Dieser Artikel erklärt wie ein MySQL Client eine verschlüsselte Verbindung zu einem MySQL Server aufbauen kann. In der Standardkonfiguration ist eine Clientverbindung unverschlüsselt, was z.B. bei einer Verbindung über das Internet unerwünscht ist, da Daten am Weg abgehört werden könnten.




					www.thomas-krenn.com
				





> Es gibt folgende Möglichkeiten bei der Rechtevergabe für Benutzer in Bezug auf SSL:
> 
> 
> *REQUIRE X509*: ein beliebiges gültiges SSL Client Zertifikat kann verwendet werden
> ...


Das letzte wird dann der Fall sein, der Server verlangt, dass sich der User per SSL anmeldet, Client Zertifikat nicht erforderlich.


----------



## Jw456 (27. Jun 2021)

Bei deinen ganzen Sicherheit Fragen (letzter Thread) wieso jetzt ein zugriff aus der ferne direkt auf die DB mit JDBC?

Ist das zu Admin zweken oder auch später für den User?


----------



## Jw456 (27. Jun 2021)

PS für eine User verbindung würde ich immer ein Backend benutzen und ihn nie direckt auf der DB arbeiten lassen.


----------



## OnDemand (27. Jun 2021)

Danke, die Einstelungen sehe ich in PhpMyAdmin. Da ist aber "SSL requrire none" wenn ich Require SSL aktivieren PMA, bekomme ich keine Verbindung 


Jw456 hat gesagt.:


> Bei deinen ganzen Sicherheit Fragen wieso jetzt ein zugriff aus der ferne direkt auf die DB mit JDBC?
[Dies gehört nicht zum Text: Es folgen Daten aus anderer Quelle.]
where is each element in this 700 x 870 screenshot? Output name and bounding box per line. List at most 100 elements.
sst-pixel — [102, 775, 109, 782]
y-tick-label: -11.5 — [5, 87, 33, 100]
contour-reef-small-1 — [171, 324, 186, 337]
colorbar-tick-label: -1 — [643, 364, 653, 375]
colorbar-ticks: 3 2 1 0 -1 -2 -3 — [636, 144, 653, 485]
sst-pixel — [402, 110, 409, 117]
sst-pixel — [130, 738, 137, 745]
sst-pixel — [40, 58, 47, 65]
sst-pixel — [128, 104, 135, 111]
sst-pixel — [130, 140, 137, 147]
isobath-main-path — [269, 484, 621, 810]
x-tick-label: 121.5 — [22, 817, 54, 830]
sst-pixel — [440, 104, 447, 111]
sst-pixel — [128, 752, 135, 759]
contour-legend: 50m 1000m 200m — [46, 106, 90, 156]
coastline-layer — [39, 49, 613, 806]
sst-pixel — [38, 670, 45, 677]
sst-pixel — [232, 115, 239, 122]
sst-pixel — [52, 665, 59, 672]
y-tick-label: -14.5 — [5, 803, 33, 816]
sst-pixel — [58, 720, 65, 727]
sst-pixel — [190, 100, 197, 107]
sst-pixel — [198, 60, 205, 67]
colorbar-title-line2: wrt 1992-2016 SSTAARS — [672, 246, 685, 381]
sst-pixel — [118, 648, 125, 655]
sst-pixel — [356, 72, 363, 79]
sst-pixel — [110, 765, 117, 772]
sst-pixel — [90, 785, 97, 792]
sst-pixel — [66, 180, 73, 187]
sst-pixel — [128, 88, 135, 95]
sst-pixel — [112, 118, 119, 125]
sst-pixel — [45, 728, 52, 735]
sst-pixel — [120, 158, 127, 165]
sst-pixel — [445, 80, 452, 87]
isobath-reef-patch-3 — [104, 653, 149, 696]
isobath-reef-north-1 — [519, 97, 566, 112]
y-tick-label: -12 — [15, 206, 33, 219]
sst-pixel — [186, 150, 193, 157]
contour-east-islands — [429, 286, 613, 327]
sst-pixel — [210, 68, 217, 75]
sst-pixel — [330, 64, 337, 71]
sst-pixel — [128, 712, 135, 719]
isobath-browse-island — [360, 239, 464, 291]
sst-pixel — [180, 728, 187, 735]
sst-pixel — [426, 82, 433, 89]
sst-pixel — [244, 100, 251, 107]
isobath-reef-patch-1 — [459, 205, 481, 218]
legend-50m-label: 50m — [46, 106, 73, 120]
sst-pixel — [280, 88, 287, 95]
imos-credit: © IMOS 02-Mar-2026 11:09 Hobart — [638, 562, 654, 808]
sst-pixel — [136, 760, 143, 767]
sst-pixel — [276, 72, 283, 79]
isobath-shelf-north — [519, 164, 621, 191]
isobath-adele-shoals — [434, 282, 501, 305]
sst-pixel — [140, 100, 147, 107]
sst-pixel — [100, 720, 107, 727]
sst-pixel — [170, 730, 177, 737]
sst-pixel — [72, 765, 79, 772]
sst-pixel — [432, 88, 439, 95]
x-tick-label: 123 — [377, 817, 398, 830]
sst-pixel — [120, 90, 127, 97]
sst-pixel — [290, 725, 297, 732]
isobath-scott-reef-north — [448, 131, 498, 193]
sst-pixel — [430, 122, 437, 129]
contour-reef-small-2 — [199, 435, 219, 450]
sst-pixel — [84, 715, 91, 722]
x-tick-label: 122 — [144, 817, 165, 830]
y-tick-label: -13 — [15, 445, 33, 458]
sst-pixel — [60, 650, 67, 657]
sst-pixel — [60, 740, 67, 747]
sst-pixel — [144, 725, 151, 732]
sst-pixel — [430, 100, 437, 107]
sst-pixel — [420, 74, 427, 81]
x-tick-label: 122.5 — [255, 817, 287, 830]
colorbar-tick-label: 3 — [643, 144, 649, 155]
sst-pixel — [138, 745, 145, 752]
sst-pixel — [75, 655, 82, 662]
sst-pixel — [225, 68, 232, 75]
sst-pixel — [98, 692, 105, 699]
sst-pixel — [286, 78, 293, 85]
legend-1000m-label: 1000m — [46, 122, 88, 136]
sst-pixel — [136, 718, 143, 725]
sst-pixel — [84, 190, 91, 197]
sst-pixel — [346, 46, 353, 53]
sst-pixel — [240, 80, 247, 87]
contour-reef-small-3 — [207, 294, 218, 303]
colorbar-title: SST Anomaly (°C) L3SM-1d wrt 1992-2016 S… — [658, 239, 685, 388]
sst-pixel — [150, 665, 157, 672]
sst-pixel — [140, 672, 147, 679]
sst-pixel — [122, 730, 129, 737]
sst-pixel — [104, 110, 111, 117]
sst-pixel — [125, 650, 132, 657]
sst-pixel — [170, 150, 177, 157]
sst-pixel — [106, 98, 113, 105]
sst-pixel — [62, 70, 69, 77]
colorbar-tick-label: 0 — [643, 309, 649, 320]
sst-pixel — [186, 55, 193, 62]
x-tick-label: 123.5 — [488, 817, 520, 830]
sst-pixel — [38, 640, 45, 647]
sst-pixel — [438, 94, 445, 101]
Möchte SSL Verbindungen besser verstehen und nicht immer über PMA auf die DB gehen sondern über meine IDE/Client. Diese Verbindung ist zwar nur von meiner festen IP möglich, aber ohne SSL könnte jemand "mitlesen" das möchte ich vermeiden.


----------



## Jw456 (27. Jun 2021)

Die Frage bezog sich mehr auf das Thema, wenn du ein Klient schreibst den dann vielleicht viele User benutzen und die dann mit deinen Account auf der Db sind.


Nutzt nur du es, ist schon ok mit normaler SSL direkt ohne backend auf die DB zuzugreifen. SSL in deinem Lokalen Lan sollte reichen.


----------